Il analyse chaque domaine, introduisant le concept de « surcharge verte », définie comme le coût additionnel de production utilisant une technologie verte, comparée au coût actuel, utilisant les sources d’énergie fossiles. Cette approche permet de comparer les différentes options qui existent ou sont en développement et de sélectionner ainsi les plus prometteuses. Le résultat de l’analyse peut être résumé comme suit :

  • L’adoption de l’électricité comme principale source d’énergie est la pierre d’achoppement de la « décarbonisation » de l’économie et les combustibles fossiles devront être éliminer de la production d’électricité. L’énergie solaire et l’énergie éolienne devront être utilisées au maximum. Cependant, leur production étant intermittente et les technologies actuelles de stockage (batteries, électrolyse, etc.) étant coûteuses, Bill Gates voit la nécessité d’inclure l’énergie nucléaire comme une source sûre et continue d’électricité. Une nouvelle génération de réacteurs plus sécuritaires et moins couteux assurera la relève avant l’arrivée de la fusion nucléaire. Une modernisation et rationalisation du système de distribution de l’électricité sera également nécessaire.
  • Autant que possible, l’électricité devra être utilisée comme source d’énergie dans tous les procédés utilisés pour la fabrication des matériaux que nous utilisons quotidiennement : ciment, acier, plastic, verre, etc. Lorsque cela est impossible, comme pour le ciment, pour lequel CO2 est un sous-produit incontournable du procédé de production, les nouvelles technologies de capture du CO2 devront être mises en œuvre.
  • L’élimination des GES des activités agricoles est probablement la plus difficile à réaliser. Des approches diverses sont suggérées : nouveaux procédés pour la production d’engrais, développement de plantes à haut rendement ou résistantes à la sécheresse, production de viandes artificielles à partir de plantes ou de cellules animales etc. Quoiqu’il encourage la plantation d’arbres, Bill Gates souligne que ce ne peut être la solution miracle.
  • Les transports, par contre offrent des solutions plus simples et réalisables.

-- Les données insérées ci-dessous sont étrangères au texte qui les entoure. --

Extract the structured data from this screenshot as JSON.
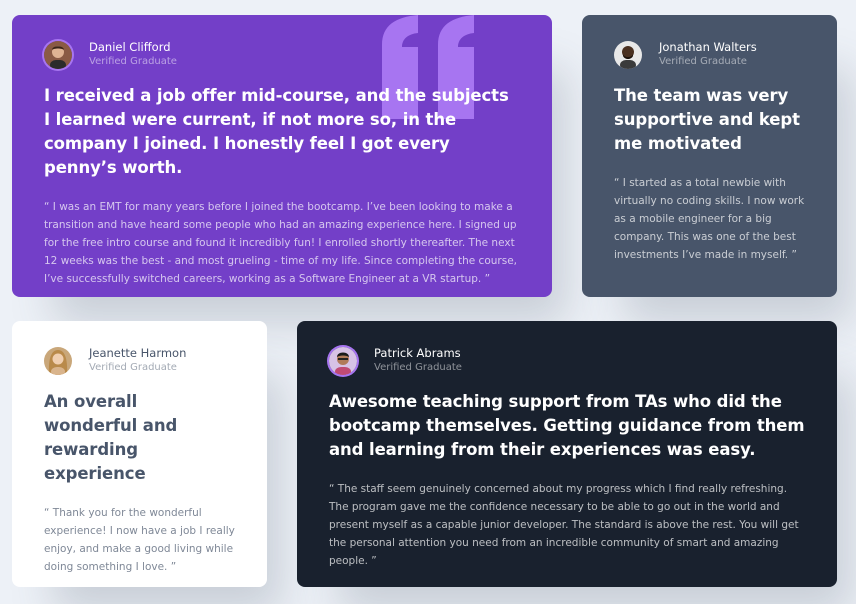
{
  "colors": {
    "background": "#edf1f7",
    "purple": "#733fc8",
    "gray_blue": "#48556a",
    "white": "#ffffff",
    "dark": "#19212e",
    "quote_mark": "#a775f1"
  },
  "testimonials": [
    {
      "name": "Daniel Clifford",
      "role": "Verified Graduate",
      "avatar_icon": "avatar-daniel",
      "headline": "I received a job offer mid-course, and the subjects I learned were current, if not more so, in the company I joined. I honestly feel I got every penny’s worth.",
      "body": "“ I was an EMT for many years before I joined the bootcamp. I’ve been looking to make a transition and have heard some people who had an amazing experience here. I signed up for the free intro course and found it incredibly fun! I enrolled shortly thereafter. The next 12 weeks was the  best - and most grueling - time of my life. Since completing the course, I’ve successfully switched careers, working as a Software Engineer at a VR startup. ”"
    },
    {
      "name": "Jonathan Walters",
      "role": "Verified Graduate",
      "avatar_icon": "avatar-jonathan",
      "headline": "The team was very supportive and kept me motivated",
      "body": "“ I started as a total newbie with virtually no coding skills. I now work as a mobile engineer for a big company. This was one of the best investments I’ve made in myself. ”"
    },
    {
      "name": "Jeanette Harmon",
      "role": "Verified Graduate",
      "avatar_icon": "avatar-jeanette",
      "headline": "An overall wonderful and rewarding experience",
      "body": "“ Thank you for the wonderful experience! I now have a job I really enjoy, and make a good living while doing something I love. ”"
    },
    {
      "name": "Patrick Abrams",
      "role": "Verified Graduate",
      "avatar_icon": "avatar-patrick",
      "headline": "Awesome teaching support from TAs who did the bootcamp themselves. Getting guidance from them and learning from their experiences was easy.",
      "body": "“ The staff seem genuinely concerned about my progress which I find really refreshing. The program gave me the confidence necessary to be able to go out in the world and present myself as a capable junior developer. The standard is above the rest. You will get the personal attention you need from an incredible community of smart and amazing people.  ”"
    }
  ]
}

Toutes les automobiles, tous les autobus et camions de livraisons devront être électriques, une transformation déjà bien en cours. Pour le camionnage longue distance, l’aviation et les transports maritimes de nouveaux carburants liquides produits de sources renouvelables devront être développés. Maximiser l’efficacité d’utilisation de ces carburants et rationaliser les réseaux de transports devront également jouer un rôle important.

  • Pour la climatisation de nos édifices, électrification et conservation seront les deux principales avenues pour éliminer les émissions de ce domaine d’activité.

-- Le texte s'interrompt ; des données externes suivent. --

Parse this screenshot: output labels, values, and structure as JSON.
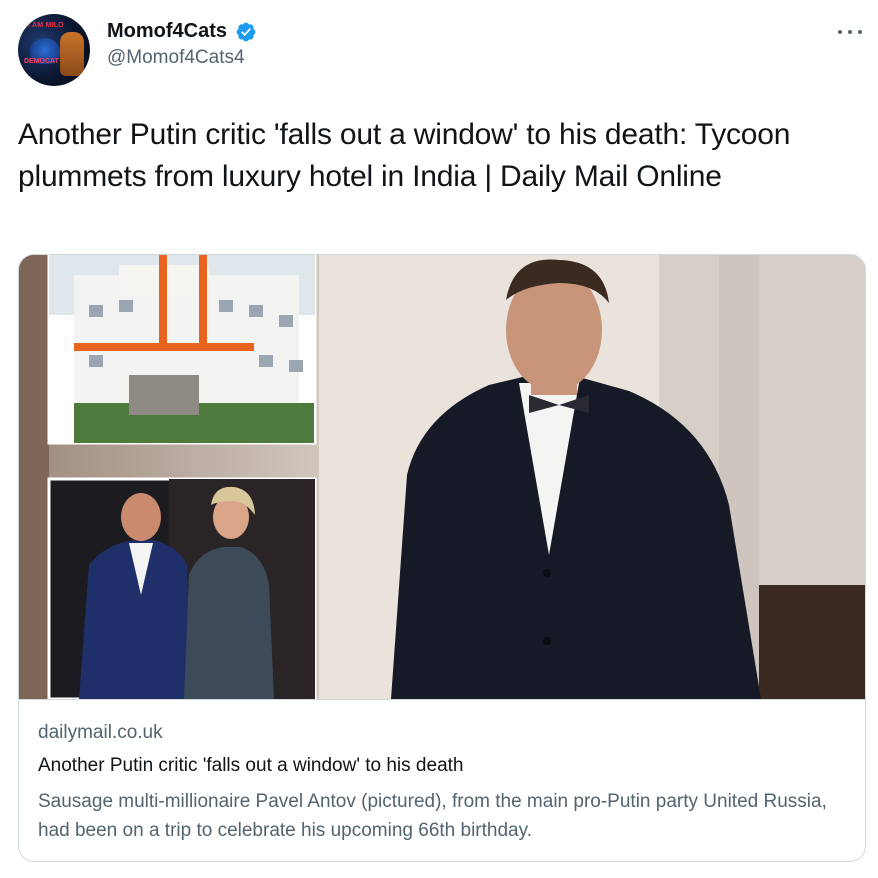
{
  "author": {
    "display_name": "Momof4Cats",
    "handle": "@Momof4Cats4",
    "verified": true,
    "avatar_text_top": "I AM MILO",
    "avatar_text_mid": "DEMOCAT"
  },
  "tweet": {
    "text": "Another Putin critic 'falls out a window' to his death: Tycoon plummets from luxury hotel in India | Daily Mail Online"
  },
  "card": {
    "domain": "dailymail.co.uk",
    "title": "Another Putin critic 'falls out a window' to his death",
    "description": "Sausage multi-millionaire Pavel Antov (pictured), from the main pro-Putin party United Russia, had been on a trip to celebrate his upcoming 66th birthday."
  },
  "icons": {
    "verified": "verified-badge-icon",
    "more": "more-options-icon"
  },
  "colors": {
    "verified_blue": "#1d9bf0",
    "secondary_text": "#536471",
    "border": "#cfd9de"
  }
}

La réalisation de ce plan nécessitera un investissement considérable pour la recherche et la mise en œuvre des nouveaux procédés qui seront requis. Une collaboration étroite et soutenue entre les pouvoirs publiques et le secteur privé sera essentielle, tant au niveau national qu’au niveau international. Les gouvernements peuvent contribuer le plus pour le financement de la recherche, particulièrement dans la phase initiale ou l’incertitude est la plus grande. Ils peuvent également contribuer à créer un environnement fiscal et financier encourageant l’investissement du secteur privé. Ce dernier est le mieux placé pour le développement et la mise en marché des nouvelles technologies. Le développement des vaccins durant la pandémie COVID-19 démontre que cette collaboration des secteurs publiques et privés est non seulement possible mais fut, dans ce cas, couronnée de succès.

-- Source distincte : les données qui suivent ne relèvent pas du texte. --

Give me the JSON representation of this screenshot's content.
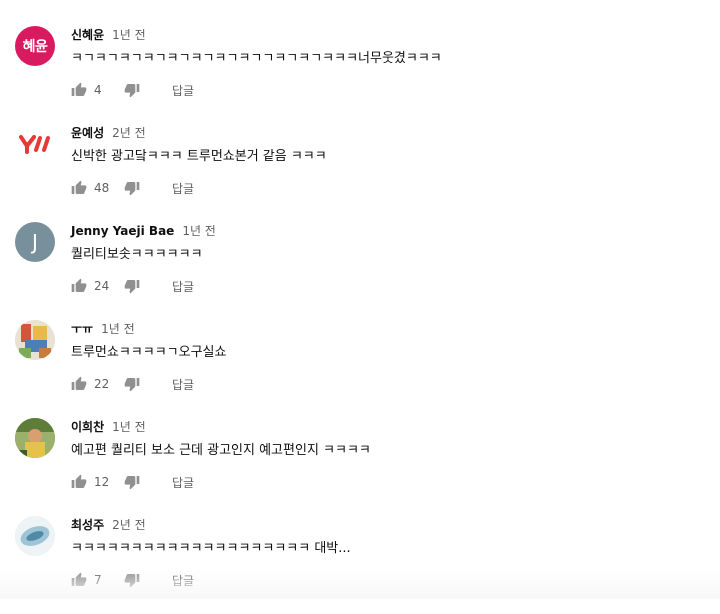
{
  "comments": [
    {
      "author": "신혜윤",
      "time": "1년 전",
      "text": "ㅋㄱㅋㄱㅋㄱㅋㄱㅋㄱㅋㄱㅋㄱㅋㄱㄱㅋㄱㅋㄱㅋㅋㅋ너무웃겼ㅋㅋㅋ",
      "likes": "4",
      "reply_label": "답글",
      "avatar_text": "혜윤",
      "avatar_color": "#d81b60"
    },
    {
      "author": "윤예성",
      "time": "2년 전",
      "text": "신박한 광고닼ㅋㅋㅋ 트루먼쇼본거 같음 ㅋㅋㅋ",
      "likes": "48",
      "reply_label": "답글",
      "avatar_text": "Y",
      "avatar_color": "#ffffff"
    },
    {
      "author": "Jenny Yaeji Bae",
      "time": "1년 전",
      "text": "퀄리티보솟ㅋㅋㅋㅋㅋㅋ",
      "likes": "24",
      "reply_label": "답글",
      "avatar_text": "J",
      "avatar_color": "#78909c"
    },
    {
      "author": "ㅜㅠ",
      "time": "1년 전",
      "text": "트루먼쇼ㅋㅋㅋㅋㄱ오구실쇼",
      "likes": "22",
      "reply_label": "답글",
      "avatar_text": "",
      "avatar_color": "#c9b28a"
    },
    {
      "author": "이희찬",
      "time": "1년 전",
      "text": "예고편 퀄리티 보소 근데 광고인지 예고편인지 ㅋㅋㅋㅋ",
      "likes": "12",
      "reply_label": "답글",
      "avatar_text": "",
      "avatar_color": "#6b8a3a"
    },
    {
      "author": "최성주",
      "time": "2년 전",
      "text": "ㅋㅋㅋㅋㅋㅋㅋㅋㅋㅋㅋㅋㅋㅋㅋㅋㅋㅋㅋㅋ 대박...",
      "likes": "7",
      "reply_label": "답글",
      "avatar_text": "",
      "avatar_color": "#d7e8f0"
    }
  ]
}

Chaque individu à son rôle à jouer en tant que citoyen en faisant pression sur le gouvernement et en tant que consommateur en achetant préférentiellement les produits des technologies vertes.

Tout en admettant que la tâche sera difficile, Bill Gates est certain que l’objectif d’éliminer l’émission annuelle de 51 millions de tonnes de GES en 2050 est non seulement possible mais essentiel à atteindre.

Écrit dans un style direct, facile à comprendre, dénué de jargon technique, le livre présente une analyse rationnelle du problème et des solutions potentielles.